Despite the popularity of "Bound For The Floor," Lucas said that during the recording of the new LP, which is due in August, he and drummer Joe Daniels, 27, had no interest in trading on its success by pumping out more of the same. "We had another song that sounded like 'Bound For The Floor' called 'Summer Movies.' We decided not to put it on the record," Daniels said. "It's got a really catchy riff with good spaces, but it didn't seem like a good idea to do that."
Fans such as 15-year-old Santiago Archila might agree. As the webmaster of Tacoman's Local H website, Archila wrote in an e-mail that he hopes the band maintains its driving edge -- which owes as much to '70s rock stars Cheap Trick as it does to the abrasive grunge of late-'80s-era Nirvana -- and avoids the pop pitfalls that sometimes waylay other bands.
"I think a new album from the band would be great! I sure hope they don't fall into the latest trend of poppy music with bands like Matchbox 20 and college bands like that (I'm sure Local H wouldn't do that to us devoted fans, though)," Archila said. "What I like about Local H are their aggressive, raw sound. Songs like 'Skid Marks' and 'I Saw What You Did And I Know Who You Are' are perfect examples of this kind of straight-ahead rock."
Instead of settling for what came easiest to the band, Lucas said that on songs such as "All The Kids Are Right," the twosome along with producer Roy Thomas Baker (Queen, the Cars) tinkered with and sometimes overhauled the tracks until they found the right sound.

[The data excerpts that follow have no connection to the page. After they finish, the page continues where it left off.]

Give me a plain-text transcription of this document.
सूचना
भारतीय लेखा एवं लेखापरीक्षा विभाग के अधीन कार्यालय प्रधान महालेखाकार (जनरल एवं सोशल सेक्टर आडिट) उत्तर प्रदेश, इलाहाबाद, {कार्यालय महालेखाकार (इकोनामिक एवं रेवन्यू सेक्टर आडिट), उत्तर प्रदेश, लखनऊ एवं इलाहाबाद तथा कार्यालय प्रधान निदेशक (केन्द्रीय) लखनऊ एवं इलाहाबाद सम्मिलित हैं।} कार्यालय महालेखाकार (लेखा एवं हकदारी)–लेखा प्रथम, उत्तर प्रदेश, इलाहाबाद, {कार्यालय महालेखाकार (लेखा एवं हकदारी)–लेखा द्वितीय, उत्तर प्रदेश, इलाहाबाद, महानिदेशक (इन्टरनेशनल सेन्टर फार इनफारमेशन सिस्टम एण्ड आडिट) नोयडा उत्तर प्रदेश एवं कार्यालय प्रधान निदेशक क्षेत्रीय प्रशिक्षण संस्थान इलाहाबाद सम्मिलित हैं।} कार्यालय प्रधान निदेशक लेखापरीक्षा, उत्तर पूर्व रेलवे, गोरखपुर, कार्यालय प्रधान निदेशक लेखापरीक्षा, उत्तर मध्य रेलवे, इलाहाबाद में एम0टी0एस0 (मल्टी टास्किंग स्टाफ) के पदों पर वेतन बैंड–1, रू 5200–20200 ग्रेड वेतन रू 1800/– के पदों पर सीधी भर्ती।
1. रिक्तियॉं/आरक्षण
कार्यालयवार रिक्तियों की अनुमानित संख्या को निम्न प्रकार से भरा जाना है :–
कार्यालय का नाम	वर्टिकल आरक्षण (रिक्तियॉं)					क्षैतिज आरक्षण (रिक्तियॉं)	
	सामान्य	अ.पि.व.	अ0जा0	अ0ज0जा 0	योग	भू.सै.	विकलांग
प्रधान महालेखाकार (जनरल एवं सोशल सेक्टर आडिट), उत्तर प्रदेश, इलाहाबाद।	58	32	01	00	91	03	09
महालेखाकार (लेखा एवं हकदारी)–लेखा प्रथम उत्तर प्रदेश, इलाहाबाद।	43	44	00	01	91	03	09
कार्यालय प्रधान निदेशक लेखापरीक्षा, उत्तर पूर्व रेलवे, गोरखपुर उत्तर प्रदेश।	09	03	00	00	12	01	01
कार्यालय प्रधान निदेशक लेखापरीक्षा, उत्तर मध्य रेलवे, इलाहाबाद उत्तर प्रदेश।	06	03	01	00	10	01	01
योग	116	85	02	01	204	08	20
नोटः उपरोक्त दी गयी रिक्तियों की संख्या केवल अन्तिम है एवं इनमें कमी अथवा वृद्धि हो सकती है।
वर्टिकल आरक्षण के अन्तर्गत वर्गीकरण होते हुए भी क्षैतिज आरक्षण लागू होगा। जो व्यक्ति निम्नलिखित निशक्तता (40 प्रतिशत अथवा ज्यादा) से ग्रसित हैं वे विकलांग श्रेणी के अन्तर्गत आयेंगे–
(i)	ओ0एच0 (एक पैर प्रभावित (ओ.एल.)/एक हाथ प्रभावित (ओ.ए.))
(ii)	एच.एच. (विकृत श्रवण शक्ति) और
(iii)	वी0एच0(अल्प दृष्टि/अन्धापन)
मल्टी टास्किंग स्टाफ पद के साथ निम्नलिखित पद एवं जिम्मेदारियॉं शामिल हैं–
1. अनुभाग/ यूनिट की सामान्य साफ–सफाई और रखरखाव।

For instance, the song "All The Kids Are Right" began as a simple tune with country-styled lyrics that focused on drinking, Lucas said. By the time the duo came out of the studio, the words had been revised so that they told the story of a fan who attends a show in which the band is drunk and plays poorly. In turn, the concert-goer launches a smear campaign against the duo via the Internet. "It turned out to be a much better way to go about it than just writing a song about getting drunk and going to a bar," he added.
Lucas and Daniels went to similar lengths with the song "Laminate Man," changing the tune from a no-holds-barred punk free-for-all into a mellower track by swiping some of the Beatles' patented recording techniques.
" 'Laminate Man' started off as this fast punk-rock rant and it was kinda like, 'Oh, this isn't interesting,' so we changed it into like a 'Taxman' or 'Glass Onion' type thing where we took the instruments and separated them widely on the stereo like on a Beatles record, where the drums are all on one side and the vocals are on the other and put in some George Harrison-type guitars," Lucas said. "It made the song a hell of a lot better and gave it a sort-of cool, laid-back type of feel."
The complete track listing for Pack Up The Cats: "All-Right (Oh, Yeah)," "Cha! Said The Kitty," "Lucky," "Hit The Skids or: How I Learned To Stop Worrying And Love The Rock," "500,000 Scovilles," "What Can I Tell You," "Fine And Good," "Lead Pipe Cinch," "Cool Magnet," "She Hates My Job," "Stokey," "Laminate Man," "All The Kids Are Right," "Deep Cut" and "Lucky Time."